We Are All Creators: Generative AI, Collective Knowledge, and the Path Towards Human-AI Synergy
This paper argues that generative AI should be understood not as a mimicry of human cognition, but as a form of alternative intelligence and alternative creativity, operating through distinct mechanisms rooted in mathematical pattern synthesis rather than biological understanding or verbatim replication. Examining the analogies and crucial differences between ANNs and biological neu- ral networks (BNNs) reveals that AI learning is fundamentally about extracting and manipulating statistical patterns from vast datasets, often representing a crystallized form of collective human knowledge and expression scraped from the internet. This perspective complicates prevailing narratives of copyright theft and highlights the practical and conceptual impasses in attributing AI-generated outputs to individual sources or compensating original creators, especially given the prolif- eration of open models. Rather than pursuing potentially futile regulatory or legal restrictions, this paper advocates for a pragmatic shift towards human-AI synergy. By embracing generative AI as a complementary tool, leveraging its alternative creative capacities alongside human intuition, context, and ethical judgment, society can potentially unlock unprecedented levels of innovation, democratize creative expression, and address complex challenges across diverse fields. This collaborative approach, grounded in a realistic understanding of AI’s capabilities and limitations as derived from collective human input, offers the most promising path forward in navigating this technological paradigm shift. Furthermore, recognizing these models as products of collective human knowledge raises ethical considerations regarding their accessibility; ensuring equitable access to these powerful tools for knowledge transmission and learning facilitation could be crucial to prevent widening societal divides and to truly leverage their potential for collective benefit.
The core idea, encapsulated in the phrase We are all creators—a central tenet we authors emphasize throughout this work—posits that these AI models are fundamentally built upon the vast digital output of humanity. This perspective, which we consider essential to the ongoing discourse, views generative AI systems not as independent inventors but as sophisticated processors of collective human creativity and knowledge—systems that synthesize and transform our shared digital heritage into new forms. Given this collective foundation, we argue that generative AI models should be widely accessible to prevent technological exclusion. If these systems derive their capabilities from humanity’s aggregated knowledge and creativity, then restricting access to them risks creating new forms of inequality. Their potential to facilitate learning, problem-solving, and creative expression suggests an ethical imperative to ensure broad availability, particularly as these technologies become increasingly integrated into educational, professional, and creative domains.
This collective knowledge perspective has profound implications for the debates surrounding ownership and compensation. If the models are fundamentally derived from a collective, distributed input to which virtually everyone who has participated in the digital sphere has contributed (knowingly or unknowingly), then assigning ownership or calculating fair compensation based on individual contributions becomes practically impossible and conceptually fraught. How could one possibly trace the influence of billions of inputs on a single generated output (a token, a pixel)? How would one quantify the value of each contribution – by volume, by impact, by originality? The sheer scale and interconnectedness of the training data defy traditional models of individual authorship and reward.
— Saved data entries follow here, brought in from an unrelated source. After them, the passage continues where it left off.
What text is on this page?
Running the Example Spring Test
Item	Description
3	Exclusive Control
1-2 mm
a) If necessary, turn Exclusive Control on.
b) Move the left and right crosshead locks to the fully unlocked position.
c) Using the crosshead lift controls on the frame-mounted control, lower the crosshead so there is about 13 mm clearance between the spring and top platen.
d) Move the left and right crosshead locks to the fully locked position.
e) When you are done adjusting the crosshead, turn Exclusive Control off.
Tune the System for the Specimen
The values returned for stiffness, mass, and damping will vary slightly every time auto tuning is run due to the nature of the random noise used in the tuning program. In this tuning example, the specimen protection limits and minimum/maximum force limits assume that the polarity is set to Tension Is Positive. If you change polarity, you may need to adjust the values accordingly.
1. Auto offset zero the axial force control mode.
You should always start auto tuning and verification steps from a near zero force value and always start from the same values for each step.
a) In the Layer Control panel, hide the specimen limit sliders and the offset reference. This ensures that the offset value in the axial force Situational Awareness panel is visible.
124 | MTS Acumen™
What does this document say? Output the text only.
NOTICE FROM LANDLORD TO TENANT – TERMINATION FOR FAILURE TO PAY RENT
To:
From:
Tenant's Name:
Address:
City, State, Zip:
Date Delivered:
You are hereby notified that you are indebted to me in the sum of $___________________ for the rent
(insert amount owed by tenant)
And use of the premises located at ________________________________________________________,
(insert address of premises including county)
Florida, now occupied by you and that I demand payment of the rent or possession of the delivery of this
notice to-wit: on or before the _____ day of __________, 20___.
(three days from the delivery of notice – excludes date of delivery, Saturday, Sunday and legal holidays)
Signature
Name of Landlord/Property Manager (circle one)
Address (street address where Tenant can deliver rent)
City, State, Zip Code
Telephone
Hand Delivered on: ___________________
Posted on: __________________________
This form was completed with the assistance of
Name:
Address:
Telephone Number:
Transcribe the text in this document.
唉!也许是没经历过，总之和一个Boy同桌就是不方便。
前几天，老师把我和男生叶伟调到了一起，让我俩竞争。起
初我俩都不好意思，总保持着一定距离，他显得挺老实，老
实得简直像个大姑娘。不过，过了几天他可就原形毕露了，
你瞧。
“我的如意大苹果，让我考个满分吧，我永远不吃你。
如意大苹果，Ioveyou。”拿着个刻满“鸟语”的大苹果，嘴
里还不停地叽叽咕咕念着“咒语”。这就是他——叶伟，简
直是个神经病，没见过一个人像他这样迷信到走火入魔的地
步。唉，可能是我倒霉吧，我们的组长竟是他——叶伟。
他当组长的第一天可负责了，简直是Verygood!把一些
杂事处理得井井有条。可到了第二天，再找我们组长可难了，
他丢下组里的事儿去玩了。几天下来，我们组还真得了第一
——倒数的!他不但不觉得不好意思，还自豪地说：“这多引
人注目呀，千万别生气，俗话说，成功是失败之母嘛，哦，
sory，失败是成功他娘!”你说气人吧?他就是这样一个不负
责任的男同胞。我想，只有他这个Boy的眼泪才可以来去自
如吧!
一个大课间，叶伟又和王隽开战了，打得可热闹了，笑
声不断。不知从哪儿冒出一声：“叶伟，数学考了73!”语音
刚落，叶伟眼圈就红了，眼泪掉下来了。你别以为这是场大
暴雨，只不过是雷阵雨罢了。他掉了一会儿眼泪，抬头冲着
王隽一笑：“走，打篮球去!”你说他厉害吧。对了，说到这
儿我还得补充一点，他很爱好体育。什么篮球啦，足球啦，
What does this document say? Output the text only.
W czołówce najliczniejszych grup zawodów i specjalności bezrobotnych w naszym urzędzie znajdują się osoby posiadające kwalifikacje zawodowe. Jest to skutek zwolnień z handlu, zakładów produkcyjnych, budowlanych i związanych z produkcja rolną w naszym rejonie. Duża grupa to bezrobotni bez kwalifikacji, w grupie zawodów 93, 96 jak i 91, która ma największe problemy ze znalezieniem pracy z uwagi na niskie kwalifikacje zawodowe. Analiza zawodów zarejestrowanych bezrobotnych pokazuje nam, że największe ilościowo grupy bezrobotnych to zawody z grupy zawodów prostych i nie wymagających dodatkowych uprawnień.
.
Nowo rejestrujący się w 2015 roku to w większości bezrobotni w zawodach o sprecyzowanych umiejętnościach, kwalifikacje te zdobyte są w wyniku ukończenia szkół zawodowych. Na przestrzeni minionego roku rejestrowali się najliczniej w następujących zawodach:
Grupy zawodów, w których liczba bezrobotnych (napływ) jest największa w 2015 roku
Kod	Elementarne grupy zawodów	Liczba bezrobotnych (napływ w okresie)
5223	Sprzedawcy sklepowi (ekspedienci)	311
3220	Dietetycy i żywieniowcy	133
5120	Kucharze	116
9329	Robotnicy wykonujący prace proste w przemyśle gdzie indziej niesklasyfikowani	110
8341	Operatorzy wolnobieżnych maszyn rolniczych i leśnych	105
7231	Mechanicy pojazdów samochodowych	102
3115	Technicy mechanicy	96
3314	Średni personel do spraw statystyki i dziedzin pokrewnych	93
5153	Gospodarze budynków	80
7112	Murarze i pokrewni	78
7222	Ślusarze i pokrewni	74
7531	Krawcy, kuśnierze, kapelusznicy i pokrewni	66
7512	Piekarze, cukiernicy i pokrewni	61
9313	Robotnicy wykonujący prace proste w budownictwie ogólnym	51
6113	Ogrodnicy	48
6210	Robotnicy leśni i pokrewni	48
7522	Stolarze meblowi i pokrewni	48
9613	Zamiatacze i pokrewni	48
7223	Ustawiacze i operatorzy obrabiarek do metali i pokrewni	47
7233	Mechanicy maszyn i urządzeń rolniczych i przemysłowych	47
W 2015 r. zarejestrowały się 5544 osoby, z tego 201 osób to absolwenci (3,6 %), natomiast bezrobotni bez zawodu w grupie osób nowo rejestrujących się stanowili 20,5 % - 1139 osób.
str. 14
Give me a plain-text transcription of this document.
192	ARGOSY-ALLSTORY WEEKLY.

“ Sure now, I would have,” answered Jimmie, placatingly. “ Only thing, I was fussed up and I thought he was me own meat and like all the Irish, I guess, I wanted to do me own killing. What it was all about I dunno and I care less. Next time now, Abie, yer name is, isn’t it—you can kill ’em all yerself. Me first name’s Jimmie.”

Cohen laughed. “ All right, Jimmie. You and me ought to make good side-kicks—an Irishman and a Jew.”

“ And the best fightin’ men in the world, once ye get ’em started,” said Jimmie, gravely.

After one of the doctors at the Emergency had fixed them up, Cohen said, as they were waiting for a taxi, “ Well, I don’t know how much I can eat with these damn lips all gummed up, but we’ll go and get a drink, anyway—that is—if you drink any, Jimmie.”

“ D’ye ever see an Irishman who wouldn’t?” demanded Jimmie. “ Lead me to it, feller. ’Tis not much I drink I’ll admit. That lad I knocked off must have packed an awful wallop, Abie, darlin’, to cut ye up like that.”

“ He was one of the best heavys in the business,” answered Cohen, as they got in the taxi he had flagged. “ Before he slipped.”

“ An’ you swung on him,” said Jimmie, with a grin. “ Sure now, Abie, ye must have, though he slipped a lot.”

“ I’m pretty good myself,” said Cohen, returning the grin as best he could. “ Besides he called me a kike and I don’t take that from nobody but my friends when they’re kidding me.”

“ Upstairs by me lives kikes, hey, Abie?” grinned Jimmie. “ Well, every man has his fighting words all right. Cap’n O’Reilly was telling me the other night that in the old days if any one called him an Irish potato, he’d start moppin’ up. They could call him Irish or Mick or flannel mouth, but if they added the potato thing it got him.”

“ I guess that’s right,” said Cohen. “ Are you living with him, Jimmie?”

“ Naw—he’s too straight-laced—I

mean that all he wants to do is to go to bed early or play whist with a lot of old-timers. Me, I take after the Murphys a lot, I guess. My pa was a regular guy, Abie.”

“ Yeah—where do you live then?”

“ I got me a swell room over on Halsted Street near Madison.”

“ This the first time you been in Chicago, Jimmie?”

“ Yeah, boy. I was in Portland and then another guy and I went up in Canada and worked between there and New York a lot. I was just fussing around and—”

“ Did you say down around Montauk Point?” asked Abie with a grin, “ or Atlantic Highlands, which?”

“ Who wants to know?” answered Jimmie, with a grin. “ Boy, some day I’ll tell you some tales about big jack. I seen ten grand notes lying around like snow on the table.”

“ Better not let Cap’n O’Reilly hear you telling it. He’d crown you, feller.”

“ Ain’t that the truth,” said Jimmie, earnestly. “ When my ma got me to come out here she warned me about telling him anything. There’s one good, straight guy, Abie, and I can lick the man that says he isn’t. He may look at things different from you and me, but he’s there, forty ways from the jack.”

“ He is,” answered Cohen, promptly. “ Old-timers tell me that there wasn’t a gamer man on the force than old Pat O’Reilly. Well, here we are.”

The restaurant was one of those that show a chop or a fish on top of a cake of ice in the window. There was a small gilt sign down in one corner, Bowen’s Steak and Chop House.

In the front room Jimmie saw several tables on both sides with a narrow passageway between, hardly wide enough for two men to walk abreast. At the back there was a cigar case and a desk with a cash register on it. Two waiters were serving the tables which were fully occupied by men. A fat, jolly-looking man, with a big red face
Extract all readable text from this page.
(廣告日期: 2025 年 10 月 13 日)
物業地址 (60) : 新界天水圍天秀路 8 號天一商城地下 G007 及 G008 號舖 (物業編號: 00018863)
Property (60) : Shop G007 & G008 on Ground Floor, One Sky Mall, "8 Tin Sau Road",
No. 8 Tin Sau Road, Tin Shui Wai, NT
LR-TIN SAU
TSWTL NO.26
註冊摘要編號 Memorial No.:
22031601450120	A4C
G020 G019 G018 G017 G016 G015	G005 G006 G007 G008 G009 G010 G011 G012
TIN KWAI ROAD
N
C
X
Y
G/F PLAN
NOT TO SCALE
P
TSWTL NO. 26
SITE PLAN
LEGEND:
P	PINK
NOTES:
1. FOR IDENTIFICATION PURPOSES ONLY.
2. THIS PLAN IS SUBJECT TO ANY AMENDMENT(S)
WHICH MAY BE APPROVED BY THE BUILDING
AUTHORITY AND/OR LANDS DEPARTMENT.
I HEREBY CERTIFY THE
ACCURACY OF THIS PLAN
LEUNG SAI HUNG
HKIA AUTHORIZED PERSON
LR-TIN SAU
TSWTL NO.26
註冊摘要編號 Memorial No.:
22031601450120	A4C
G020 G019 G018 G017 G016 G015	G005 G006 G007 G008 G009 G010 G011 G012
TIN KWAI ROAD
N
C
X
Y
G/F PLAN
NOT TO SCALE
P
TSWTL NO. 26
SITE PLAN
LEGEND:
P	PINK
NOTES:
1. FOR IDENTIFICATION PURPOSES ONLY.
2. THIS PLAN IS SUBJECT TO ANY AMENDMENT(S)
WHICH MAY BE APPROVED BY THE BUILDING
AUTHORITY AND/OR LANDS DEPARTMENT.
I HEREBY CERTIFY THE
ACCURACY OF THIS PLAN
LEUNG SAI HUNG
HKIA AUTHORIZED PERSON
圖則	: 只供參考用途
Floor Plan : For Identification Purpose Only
Therefore, a pragmatic approach involves shifting the focus from prohibition and conflict to collaboration and integration. This means recognizing AI’s alternative intelligence and creativity as distinct from, but potentially synergistic with, human cognition [Brynjolfsson and Benzell, 2023]. AI excels at processing vast data, identifying patterns, generating variations rapidly, and automating repetitive tasks [Brynjolfsson and Benzell, 2023]. Humans excel at contextual understanding, ethical judgment, nuanced communication, emotional intelligence, and truly novel conceptual leaps [Brynjolfsson and Benzell, 2023].
The synergy arises when these complementary strengths are combined [Chen and Williams, 2024]. In creative fields, AI can act as a tireless brainstorming partner, a generator of initial drafts, a tool for exploring stylistic variations, or a means of automating laborious aspects of production, freeing human creators to focus on higher-level ideation, refinement, and emotional expression. This collaboration has the potential to democratize creativity, empowering individuals who lack traditional skills or resources to bring their ideas to life.